Gregorius – digital
Hartmanns von Aue Legendenerzählung von Gregorius entstand gegen Ende des 12. Jahrhunderts nach der Vorlage der altfranzösischen Vie du pape saint Grégoire. Die Versnovelle erzählt vom Schicksal des ‚guten Sünders‘, der schließlich zum Papst gewählt wird. Die Geschichte war im Mittelalter wie in der Frühen Neuzeit in ganz Europa weit verbreitet.
Auf dieser Website finden Sie eine digitale Edition des Gregorius. Sie bietet drei Module: Im Zentrum stehen die Editionen ausgewählter Textzeugen, jeweils mit Anmerkungen und wichtigen Varianten. Es handelt sich um textgeschichtliche Editionen einzelner Handschriften, es wird keine textkritische Rekonstruktion eines autornahen Texts angestrebt. Das zweite Modul ist die virtuelle Handschriftenbibliothek mit digitalen Abbildungen aller Handschriften und Fragmente sowie deren Transkriptionen. Das soll einer eingehenderen Quellenanalyse dienen. Eine synoptische Ansicht schließlich erlaubt es, als drittes Modul, mehrere Textzeugen gleichzeitig auf dem Bildschirm zu studieren, Transkription und Edition nebeneinander zu visualisieren sowie eine Übersetzung danebenzustellen.

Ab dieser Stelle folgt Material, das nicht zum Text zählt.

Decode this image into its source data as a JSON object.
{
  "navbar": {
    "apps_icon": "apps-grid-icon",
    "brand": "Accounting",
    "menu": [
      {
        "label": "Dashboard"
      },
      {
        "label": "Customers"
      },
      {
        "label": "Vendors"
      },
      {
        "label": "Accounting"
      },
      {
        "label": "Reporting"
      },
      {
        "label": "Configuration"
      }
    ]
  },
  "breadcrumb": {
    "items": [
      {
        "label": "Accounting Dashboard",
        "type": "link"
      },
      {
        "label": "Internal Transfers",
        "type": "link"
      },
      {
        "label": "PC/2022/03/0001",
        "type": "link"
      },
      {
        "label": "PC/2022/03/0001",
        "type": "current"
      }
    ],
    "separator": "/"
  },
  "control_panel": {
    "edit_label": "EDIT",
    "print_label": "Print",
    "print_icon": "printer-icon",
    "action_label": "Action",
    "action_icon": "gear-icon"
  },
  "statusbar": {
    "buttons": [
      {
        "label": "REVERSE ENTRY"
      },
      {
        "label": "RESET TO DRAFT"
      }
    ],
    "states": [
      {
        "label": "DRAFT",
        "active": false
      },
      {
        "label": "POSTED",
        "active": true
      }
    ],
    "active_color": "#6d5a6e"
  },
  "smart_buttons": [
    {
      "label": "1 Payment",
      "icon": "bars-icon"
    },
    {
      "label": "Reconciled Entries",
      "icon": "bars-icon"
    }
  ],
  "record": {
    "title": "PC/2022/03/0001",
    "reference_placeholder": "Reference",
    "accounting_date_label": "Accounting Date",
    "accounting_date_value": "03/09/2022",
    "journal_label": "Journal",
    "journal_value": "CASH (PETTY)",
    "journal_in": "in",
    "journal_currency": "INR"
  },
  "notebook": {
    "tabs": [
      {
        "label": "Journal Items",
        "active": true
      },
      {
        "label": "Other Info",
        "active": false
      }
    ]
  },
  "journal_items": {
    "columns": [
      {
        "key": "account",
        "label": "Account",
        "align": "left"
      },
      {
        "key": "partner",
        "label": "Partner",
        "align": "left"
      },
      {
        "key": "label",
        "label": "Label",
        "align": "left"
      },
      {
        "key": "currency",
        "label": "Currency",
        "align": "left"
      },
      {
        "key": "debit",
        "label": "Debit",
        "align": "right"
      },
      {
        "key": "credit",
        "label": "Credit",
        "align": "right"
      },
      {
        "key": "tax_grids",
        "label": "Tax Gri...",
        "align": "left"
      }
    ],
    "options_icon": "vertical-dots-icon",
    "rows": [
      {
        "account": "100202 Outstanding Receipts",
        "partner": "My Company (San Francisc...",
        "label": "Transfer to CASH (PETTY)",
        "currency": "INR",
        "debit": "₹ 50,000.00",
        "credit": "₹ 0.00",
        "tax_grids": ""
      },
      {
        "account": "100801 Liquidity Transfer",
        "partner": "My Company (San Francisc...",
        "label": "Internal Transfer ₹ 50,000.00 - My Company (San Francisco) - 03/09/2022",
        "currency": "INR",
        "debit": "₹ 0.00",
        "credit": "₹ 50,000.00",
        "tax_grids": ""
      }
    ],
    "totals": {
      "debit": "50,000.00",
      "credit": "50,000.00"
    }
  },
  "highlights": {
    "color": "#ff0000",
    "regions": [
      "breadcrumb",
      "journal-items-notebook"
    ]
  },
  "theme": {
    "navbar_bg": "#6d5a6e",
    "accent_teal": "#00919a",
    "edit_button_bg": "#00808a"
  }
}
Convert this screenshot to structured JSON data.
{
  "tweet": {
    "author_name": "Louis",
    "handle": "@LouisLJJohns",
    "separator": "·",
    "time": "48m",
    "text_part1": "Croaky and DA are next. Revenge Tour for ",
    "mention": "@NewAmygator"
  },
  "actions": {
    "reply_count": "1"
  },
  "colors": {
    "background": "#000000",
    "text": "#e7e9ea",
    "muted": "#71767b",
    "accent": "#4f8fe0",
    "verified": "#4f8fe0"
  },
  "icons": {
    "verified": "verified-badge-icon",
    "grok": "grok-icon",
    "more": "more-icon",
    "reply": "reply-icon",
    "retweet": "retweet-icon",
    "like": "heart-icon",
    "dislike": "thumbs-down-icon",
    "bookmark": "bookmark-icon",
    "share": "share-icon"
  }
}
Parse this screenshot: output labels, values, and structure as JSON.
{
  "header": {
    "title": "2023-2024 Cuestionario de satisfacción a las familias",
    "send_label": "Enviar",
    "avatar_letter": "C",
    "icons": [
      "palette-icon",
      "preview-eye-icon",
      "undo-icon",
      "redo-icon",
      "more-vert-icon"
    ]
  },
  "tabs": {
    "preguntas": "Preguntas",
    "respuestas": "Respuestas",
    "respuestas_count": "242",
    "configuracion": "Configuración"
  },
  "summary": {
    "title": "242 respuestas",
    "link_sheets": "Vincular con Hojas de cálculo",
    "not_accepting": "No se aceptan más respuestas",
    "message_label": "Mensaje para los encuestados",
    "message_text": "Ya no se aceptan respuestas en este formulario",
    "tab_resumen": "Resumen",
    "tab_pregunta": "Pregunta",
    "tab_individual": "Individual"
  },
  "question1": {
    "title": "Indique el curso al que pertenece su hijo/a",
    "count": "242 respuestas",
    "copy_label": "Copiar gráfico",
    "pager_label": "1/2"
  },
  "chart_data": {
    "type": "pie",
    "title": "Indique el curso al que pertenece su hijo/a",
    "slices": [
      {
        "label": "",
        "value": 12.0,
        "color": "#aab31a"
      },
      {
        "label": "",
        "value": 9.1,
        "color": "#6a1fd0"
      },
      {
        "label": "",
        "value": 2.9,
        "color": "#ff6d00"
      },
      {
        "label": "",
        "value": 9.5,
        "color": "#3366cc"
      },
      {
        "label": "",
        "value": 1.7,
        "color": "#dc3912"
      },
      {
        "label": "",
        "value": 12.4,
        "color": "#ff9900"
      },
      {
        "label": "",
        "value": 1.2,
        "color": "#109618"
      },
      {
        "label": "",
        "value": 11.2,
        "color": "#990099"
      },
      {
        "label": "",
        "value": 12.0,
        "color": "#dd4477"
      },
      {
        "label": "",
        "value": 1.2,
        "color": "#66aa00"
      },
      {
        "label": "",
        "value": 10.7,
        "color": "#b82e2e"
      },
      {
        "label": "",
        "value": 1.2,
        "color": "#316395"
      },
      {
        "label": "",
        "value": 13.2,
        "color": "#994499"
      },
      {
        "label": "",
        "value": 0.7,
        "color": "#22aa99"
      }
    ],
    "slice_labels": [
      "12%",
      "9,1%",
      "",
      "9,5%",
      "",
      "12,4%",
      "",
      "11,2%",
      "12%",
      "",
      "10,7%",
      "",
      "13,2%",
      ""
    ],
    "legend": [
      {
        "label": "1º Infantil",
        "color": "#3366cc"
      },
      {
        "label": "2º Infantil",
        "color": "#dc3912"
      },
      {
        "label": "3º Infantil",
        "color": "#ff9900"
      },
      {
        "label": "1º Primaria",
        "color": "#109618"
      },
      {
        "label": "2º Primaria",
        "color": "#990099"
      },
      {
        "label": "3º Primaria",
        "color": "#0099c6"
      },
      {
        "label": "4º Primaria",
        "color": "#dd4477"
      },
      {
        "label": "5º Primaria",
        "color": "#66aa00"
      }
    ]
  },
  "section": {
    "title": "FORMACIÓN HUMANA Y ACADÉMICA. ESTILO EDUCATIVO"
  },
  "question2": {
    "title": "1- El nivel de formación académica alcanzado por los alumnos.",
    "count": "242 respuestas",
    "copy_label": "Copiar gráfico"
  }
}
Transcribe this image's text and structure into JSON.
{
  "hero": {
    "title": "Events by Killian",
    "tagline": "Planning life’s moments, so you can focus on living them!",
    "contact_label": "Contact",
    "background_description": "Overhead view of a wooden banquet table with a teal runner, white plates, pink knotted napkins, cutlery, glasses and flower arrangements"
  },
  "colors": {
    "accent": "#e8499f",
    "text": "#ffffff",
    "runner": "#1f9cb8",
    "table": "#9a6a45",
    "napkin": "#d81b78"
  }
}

In der Sektion Einführung werden eine Einführung in diese digitale Edition und ihre Grundlagen sowie ein beschreibendes Verzeichnis der Handschriften präsentiert.
Unter Materialien sammeln wir alle philologischen Arbeitsinstrumente, wie eine vollständige Verskonkordanz, den kompletten Variantenapparat, eine Graphik der Mitüberlieferung und eine Literaturliste mit zahlreichen eigens digitalisierten oder online verfügbaren Texten.
In der Abteilung Informationen werden Details zur Projektgeschichte, zum Team, zu den Partnerinstitutionen, zu den Nutzungsbedingungen und zur Zitierempfehlung geboten.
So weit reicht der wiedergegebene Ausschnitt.